Avverso la pronuncia del giudice regionale l’Agenzia formula dieci motivi di ricorso, censurando: con il primo l’omessa o insufficiente motivazione su un punto di fatto decisivo della controversia in relazione all’art. 360, co. 1, n. 5, c.p.c., relativamente alla ripresa a tassazione di spese promozionali e di propaganda;
con il secondo, il quarto, il sesto, l’ottavo la violazione e falsa applicazione dell’art. 112 c.p.c., in relazione all’art. 360, co. 1, n. 4, c.p.c., per omessa pronuncia sui costi sostenuti per consulenze commerciali; per spese di rappresentanza per € 2.669,00;
per spese relative a prestazioni lavorative occasionali di un soggetto, di cui mancavano però riscontri del periodo di riferimento e dell’attività svolta; su costi non di competenza dell’anno 2004;
con il terzo, il quinto, il settimo per omessa motivazione, in relazione all’art. 360, co. 1, n. 5, c.p.c., relativamente ai medesimi costi; con il nono per nullità della sentenza per violazione degli artt. 61 e 36, co. 1, n. 4, del d.lgs. n. 546/1992, in relazione all’art. 360, co. 1, n. 4, c.p.c., con riguardo alla ripresa a tassazione dell’Iva;
con il decimo motivo l’omessa motivazione su un punto di fatto decisivo della controversia, in relazione all’art. 360 co. 1, n. 5 c.p.c., con riguardo al medesimo oggetto del precedente motivo.

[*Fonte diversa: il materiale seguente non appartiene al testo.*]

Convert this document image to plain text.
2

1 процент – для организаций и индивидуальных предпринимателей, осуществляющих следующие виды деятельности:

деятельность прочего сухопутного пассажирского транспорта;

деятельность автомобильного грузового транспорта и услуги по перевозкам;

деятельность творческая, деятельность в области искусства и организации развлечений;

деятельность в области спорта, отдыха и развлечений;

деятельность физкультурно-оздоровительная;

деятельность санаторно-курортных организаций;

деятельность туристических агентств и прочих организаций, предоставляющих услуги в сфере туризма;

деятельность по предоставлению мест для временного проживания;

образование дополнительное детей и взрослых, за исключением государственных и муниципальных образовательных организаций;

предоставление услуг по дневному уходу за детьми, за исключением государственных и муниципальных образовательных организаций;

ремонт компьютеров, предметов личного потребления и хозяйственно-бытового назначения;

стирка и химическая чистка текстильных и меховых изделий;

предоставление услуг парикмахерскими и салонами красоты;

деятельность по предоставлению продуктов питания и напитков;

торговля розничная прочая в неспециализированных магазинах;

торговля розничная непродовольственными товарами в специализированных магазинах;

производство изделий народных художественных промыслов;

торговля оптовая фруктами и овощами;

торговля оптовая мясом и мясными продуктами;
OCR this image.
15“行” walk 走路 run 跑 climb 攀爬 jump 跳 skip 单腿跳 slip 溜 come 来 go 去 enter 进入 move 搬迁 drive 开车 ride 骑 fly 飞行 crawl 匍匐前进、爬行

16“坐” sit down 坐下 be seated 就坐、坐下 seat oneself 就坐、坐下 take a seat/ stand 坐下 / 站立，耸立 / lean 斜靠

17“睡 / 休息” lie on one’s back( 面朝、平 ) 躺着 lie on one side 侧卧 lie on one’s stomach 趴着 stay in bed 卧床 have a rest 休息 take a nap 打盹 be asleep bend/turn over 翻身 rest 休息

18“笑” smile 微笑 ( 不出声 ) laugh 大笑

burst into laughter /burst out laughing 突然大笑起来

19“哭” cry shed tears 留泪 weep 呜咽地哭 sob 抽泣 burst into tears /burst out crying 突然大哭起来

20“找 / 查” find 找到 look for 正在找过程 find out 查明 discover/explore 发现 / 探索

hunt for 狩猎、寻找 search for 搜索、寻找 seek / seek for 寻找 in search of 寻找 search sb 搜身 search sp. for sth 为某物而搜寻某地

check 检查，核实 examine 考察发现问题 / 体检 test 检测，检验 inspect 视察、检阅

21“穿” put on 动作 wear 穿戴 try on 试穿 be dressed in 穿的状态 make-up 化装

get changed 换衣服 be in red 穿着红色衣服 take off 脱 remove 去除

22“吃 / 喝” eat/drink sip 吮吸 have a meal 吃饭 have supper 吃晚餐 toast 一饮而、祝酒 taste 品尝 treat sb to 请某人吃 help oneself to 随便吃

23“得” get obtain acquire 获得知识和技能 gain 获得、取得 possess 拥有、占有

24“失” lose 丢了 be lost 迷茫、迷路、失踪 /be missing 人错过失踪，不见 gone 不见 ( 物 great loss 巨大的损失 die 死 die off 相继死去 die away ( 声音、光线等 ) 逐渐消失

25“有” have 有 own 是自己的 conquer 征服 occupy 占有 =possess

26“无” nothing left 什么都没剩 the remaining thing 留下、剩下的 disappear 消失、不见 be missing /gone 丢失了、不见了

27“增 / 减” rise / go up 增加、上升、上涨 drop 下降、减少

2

Chiedeva pertanto la cassazione della sentenza.
Si costituiva la società, che contestando le avverse difese chiedeva il rigetto del ricorso.
All’udienza pubblica del 18 gennaio 2017, dopo la discussione, il P.G. e le parti concludevano. La causa era trattenuta in decisione.
Motivi della decisione
È fondato il primo motivo.
Sulle spese promozionali e di propaganda la sentenza afferma che <<…l’appello dell’Ufficio non è meritevole di accoglimento. …. Per… le doglianze formulate dall’Ufficio per quanto attiene i costi promozionali e di propaganda, ritenuti costi non inerenti, si rileva che i giudici di primo grado in merito, hanno correttamente deciso in quanto dai documenti in atti si evince in modo inequivocabile che il contratto intercorso con la P. srl era sempre stato rinnovato e che la società di allevamento della citata P. srl a seguito di ristrutturazione societaria aveva assunto la denominazione di S. srl. L’Ufficio ha cercato di dimostrare la tesi di indeducibilità di detti costi, aggrappandosi alla sua inerenza ex art. 75 comma 5 ora art. 109 DPR 917/86. In proposito va sottolineato che vanno giustificate come spese di pubblicità o di propaganda quelle erogate per le iniziative volte, prevalentemente anche se non esclusivamente, alla pubblicizzazione di prodotti, marchi e servizi o comunque dall’attività svolta. Da quanto detto discende quindi che i giudici di primo grado hanno correttamente operato». La giurisprudenza ha avuto reiteratamente modo di affermare che la sentenza d’appello, anche quando motivata per relationem alla pronuncia di primo grado, non è nulla se in essa siano espresse sia pur in modo sintetico le ragioni della conferma tenendo conto dei motivi di impugnazione proposti (cfr. Cass., Sez. 1, sent. 14786/2016). Con specifico riguardo al processo tributario si è affermato che è nulla per violazione degli artt. 36 e 61 del d.lgs. n. 546/1992, nonché dell’art. 118 disp. att. c.p.c., la sentenza della commissione regionale completamente carente dell’illustrazione delle critiche mosse dall’appellante alla statuizione di primo grado e delle considerazioni che hanno indotto la commissione a disattenderle limitandosi a motivare per relationem alla sentenza impugnata (Cass. Sez. 6-5, ord. 15884/2017).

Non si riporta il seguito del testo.